Sunday, August 11, 2013

Day 8: Bugs on Prosperity

Remember when I said Prosperity takes some planning?  It takes some maintenance too.  If you own a car you understand it needs more than gas to run.  The oil has to be changed sometimes.  The tires need replacing eventually.  The brakes wear out.

Today I discovered little worms on my six grocery growers out back.

TEMPTATION!  It's hard to resist the urge to hop over to the farm and get a tablespoon of Dipel - a bacteria (Bt) that kills nothing but worms.  So organic.  So easy.  But if you are doing this project at home on the cheap, buying a Bt product that only kills worms might not be your best investment.  There will be other bugs eventually and Bt won't kill them.  Unless they are worms.

Here's the stuff I'm going use...
Liquid hand soap in a spray bottle.  The ratio would be approximately 2 tablespoons to a gallon, but I'm using a little spray bottle.  Just squeeze some in.  Enough to kill bugs but not enough to burn the plant's leaves.  If you burn them, they won't look good, but the plant usually outgrows the damage.

If I have half an hour and the energy, I'll make the good stuff...

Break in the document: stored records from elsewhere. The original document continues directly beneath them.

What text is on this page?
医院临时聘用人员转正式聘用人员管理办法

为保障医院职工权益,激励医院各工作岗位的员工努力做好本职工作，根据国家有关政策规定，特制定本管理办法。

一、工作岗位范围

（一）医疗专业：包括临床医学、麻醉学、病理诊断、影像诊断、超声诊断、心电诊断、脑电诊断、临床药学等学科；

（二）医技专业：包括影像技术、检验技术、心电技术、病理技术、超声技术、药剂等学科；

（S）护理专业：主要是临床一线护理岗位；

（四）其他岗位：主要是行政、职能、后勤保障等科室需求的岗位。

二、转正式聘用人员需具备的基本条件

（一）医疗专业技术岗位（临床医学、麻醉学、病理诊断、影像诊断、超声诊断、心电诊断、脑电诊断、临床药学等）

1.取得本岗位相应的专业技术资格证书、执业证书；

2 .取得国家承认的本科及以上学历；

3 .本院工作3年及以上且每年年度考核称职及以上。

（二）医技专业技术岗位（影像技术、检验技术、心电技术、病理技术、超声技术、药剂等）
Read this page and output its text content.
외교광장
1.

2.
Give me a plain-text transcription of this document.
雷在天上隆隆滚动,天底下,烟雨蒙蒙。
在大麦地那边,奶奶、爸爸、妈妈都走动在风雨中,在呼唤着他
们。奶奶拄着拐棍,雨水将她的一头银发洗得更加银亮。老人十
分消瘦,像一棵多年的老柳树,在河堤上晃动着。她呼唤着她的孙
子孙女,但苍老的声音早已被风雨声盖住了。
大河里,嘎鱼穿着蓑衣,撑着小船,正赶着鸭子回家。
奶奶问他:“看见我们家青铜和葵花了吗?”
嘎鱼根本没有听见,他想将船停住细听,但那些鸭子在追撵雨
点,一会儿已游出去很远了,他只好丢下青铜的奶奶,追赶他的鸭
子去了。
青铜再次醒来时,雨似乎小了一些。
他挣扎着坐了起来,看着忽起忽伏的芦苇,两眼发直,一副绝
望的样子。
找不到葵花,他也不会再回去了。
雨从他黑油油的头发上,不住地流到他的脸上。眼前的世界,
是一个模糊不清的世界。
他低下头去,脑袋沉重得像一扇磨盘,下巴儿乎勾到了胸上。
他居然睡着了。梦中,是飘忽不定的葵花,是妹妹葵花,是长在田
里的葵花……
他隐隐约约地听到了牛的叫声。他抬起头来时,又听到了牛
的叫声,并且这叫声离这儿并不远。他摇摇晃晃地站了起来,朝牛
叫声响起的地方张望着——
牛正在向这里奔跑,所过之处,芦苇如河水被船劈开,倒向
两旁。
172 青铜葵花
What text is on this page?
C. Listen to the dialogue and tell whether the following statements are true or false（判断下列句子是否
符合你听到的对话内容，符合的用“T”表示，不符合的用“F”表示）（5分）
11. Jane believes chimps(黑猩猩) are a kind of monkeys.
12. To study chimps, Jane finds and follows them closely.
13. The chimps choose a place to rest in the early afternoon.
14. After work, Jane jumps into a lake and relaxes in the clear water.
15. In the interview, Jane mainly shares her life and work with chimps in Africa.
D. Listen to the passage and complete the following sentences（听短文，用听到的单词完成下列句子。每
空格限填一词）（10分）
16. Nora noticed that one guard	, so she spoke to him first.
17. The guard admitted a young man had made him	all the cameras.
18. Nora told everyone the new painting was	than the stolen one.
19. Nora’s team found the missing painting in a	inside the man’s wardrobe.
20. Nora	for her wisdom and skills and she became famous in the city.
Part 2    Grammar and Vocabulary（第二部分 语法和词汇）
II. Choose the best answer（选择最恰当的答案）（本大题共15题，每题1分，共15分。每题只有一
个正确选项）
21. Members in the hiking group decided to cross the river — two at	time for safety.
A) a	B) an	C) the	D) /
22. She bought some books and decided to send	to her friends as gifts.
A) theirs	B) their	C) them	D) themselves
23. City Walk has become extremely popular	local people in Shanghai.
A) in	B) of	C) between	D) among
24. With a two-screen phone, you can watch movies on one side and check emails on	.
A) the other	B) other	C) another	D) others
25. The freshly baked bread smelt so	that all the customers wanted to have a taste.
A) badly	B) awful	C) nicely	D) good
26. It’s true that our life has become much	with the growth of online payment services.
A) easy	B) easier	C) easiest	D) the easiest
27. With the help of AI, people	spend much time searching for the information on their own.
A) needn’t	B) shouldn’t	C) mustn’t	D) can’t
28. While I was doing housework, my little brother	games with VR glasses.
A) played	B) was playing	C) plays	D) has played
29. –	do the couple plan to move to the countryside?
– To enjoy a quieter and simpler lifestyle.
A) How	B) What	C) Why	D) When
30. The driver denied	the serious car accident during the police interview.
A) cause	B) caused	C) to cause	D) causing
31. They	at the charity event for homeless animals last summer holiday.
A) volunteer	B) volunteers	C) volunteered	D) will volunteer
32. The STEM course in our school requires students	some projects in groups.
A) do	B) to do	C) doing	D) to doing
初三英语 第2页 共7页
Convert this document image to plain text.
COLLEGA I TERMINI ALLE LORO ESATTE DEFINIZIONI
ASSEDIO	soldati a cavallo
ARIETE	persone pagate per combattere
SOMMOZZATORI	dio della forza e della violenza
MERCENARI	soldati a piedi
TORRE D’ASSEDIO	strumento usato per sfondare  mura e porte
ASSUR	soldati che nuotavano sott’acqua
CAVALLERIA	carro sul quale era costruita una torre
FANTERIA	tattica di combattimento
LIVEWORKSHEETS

  • Boil some crushed garlic and hot peppers, then strain it through some fabric.  If you don't, it will clog your spray bottle.
  • Then add the hand soap.
  • Add some potato starch if you have it, corn starch if you don't.  You can boil a smooshed potato with the garlic and pepper if you don't have either.  This is going to make the solution sticky so the bugs can't escape easily.
Only the leaves get sprayed, top and bottom.  It won't hurt to spray the flowers but that is not where the bugs usually are. 

The plants will probably need to be sprayed a few times over a week to kill all the little critters you missed, the newly hatched and the newly landed.  This works best on soft-bodied bugs like caterpillars and aphids.  If you have beetles or hard-shelled bugs, expect to pay.